1955年9月の録音。パーソネルは、Donald Byrd (tp), Jackie McLean (as),
George Wallington (p), Paul Chambers (b), Art Taylor
(ds)。うへ〜っ、錚々たるメンバー。錚々たるメンバーの若かりし頃である。
このアルバムは、先にリリースされ、ライブ盤として定評のある『George Wallington Quintet at the Bohemia』(写真右)のコンプリート盤。CD2枚組。今のところ、米国のみでの発売。2007年に突如再発された。

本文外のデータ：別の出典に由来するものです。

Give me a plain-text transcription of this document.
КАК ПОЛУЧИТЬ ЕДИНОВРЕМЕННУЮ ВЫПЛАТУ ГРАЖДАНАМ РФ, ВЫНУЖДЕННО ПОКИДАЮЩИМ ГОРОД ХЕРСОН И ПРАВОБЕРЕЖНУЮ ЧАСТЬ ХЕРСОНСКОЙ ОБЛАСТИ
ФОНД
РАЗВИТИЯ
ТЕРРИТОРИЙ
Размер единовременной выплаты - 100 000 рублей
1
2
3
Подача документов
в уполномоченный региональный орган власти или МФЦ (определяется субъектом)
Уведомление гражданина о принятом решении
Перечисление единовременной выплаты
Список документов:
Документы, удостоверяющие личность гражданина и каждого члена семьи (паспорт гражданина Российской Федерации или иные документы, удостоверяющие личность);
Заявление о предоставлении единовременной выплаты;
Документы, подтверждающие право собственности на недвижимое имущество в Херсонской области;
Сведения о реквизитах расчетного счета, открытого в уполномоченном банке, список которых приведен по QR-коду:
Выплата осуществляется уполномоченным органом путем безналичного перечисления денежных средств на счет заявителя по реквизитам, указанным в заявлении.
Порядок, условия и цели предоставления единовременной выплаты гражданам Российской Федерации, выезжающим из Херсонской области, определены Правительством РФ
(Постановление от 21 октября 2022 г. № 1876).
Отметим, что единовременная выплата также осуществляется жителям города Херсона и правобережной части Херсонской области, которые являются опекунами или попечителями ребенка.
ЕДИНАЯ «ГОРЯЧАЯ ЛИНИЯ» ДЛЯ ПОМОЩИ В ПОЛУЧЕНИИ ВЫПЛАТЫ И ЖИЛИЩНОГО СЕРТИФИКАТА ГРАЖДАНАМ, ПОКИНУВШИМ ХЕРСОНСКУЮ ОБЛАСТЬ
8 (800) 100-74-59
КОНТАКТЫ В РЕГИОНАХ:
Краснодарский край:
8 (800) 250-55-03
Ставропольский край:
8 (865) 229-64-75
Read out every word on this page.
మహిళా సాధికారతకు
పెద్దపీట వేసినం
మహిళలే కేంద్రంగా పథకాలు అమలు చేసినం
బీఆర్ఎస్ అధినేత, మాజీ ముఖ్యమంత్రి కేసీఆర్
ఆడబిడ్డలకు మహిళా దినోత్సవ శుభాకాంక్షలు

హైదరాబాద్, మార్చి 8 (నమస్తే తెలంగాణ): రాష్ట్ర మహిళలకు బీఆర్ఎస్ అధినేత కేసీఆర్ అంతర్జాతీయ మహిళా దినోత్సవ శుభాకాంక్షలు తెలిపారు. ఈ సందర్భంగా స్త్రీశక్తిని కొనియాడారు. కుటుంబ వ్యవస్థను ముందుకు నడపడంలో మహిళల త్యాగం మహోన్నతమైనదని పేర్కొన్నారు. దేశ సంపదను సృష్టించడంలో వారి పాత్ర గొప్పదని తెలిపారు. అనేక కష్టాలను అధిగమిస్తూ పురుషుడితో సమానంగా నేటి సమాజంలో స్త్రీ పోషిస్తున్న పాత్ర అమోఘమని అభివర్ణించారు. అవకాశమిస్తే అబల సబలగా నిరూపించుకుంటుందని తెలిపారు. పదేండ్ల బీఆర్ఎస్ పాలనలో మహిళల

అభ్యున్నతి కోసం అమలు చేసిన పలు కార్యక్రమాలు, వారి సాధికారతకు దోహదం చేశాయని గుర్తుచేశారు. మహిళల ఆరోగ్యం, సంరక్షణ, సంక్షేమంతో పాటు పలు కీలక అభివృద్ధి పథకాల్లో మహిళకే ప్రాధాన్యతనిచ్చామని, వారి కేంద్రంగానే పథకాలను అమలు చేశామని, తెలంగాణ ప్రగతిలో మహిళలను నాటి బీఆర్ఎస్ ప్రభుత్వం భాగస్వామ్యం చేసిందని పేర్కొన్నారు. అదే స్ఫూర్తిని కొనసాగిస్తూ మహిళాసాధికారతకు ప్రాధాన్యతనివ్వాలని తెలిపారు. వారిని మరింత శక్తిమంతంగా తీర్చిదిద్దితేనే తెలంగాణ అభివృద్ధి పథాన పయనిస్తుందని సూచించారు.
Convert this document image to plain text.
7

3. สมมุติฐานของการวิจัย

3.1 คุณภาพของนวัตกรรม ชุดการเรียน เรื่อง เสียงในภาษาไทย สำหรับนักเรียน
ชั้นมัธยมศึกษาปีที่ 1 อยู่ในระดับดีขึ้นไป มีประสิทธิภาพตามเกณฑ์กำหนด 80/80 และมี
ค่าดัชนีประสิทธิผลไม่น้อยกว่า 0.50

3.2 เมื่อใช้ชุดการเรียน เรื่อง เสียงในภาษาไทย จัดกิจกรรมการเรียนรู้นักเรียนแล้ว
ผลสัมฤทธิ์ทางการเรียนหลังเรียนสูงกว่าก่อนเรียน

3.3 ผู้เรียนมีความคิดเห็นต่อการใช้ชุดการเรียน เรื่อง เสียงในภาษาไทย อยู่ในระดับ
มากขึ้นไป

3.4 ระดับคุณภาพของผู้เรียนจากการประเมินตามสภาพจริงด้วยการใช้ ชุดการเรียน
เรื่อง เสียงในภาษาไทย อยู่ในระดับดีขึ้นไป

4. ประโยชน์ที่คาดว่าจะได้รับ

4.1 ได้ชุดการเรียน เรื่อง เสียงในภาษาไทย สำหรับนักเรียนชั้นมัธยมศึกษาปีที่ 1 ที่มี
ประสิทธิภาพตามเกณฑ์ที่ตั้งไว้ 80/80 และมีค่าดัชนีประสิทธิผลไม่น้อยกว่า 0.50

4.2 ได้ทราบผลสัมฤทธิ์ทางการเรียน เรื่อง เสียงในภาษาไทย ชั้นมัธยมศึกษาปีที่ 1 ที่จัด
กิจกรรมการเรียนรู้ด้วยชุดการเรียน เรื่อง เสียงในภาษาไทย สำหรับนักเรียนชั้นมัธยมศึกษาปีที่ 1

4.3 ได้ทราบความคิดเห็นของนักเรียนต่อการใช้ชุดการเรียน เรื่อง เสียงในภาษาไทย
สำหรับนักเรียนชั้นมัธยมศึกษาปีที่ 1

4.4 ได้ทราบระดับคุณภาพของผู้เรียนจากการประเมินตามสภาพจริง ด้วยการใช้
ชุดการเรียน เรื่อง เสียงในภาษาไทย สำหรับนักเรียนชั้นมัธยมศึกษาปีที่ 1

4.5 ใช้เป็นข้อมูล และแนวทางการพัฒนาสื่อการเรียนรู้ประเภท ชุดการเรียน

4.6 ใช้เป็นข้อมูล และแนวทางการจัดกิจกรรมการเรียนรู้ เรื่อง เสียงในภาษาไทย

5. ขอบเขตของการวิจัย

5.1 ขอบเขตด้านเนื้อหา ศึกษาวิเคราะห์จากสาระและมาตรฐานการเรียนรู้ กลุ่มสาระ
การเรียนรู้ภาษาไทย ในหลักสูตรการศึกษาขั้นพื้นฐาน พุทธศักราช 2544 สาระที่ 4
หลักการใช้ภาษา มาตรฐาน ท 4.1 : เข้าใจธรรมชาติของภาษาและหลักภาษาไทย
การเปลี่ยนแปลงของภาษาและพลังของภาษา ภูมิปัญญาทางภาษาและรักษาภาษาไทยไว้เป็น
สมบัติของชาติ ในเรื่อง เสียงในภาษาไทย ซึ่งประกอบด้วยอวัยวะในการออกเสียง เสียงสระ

もともと『George Wallington Quintet at the Bohemia』は、ジャズ・ライブ盤としては定盤。録音年は1955年。ジャズのトレンドは、ビ・バップからハード・バップへ移行。このアルバムは、若かりし頃のDonald Byrd (tp), Jackie McLean (as), Paul Chambers (b) のテクニック溢れる、溌剌としたライブ演奏を捉えている。
収録されたどの演奏もライブ感溢れる優れものばかり。ビ・バップの様にテクニックを競うアドリブもあれば、ハード・バップの特徴である、良くアレンジされた知的なハーモニーやユニゾンがあり、それぞれのソロは技術を尽くし、その優れたアドリブが堪能出来る。初期ハード・バップ時代の優れたライブ盤と言える。
リーダーの George Wallingtonのピアノはビ・バップ調でありながら、優雅な響きが特徴。決して下品に弾かない。決してテクニックをひけらかさない。優雅な響きと確かなテクニックでしっかりとハード・バップなピアノを聴かせてくれるところがまた良い。
この『Complete Live at the Caf Bohemia』はCD2枚組。総演奏時間は2時間ちょっと。冒頭の「Johnny One Note」からラストの「Bumpkins (Alternate Take)」まで、熱気溢れる、実に楽しいハード・バップな演奏が聴ける。
リクエストの無い、暇な時間帯のジャズ喫茶でマスターの一存で全曲をずっと流したい、そんな感じのするライブ・アルバムです。1955年のライブ・ハウス「カフェ・ボヘミア」にタイム・ワープした様な錯覚を感じる位に臨場感溢れる演奏が実に楽しいです。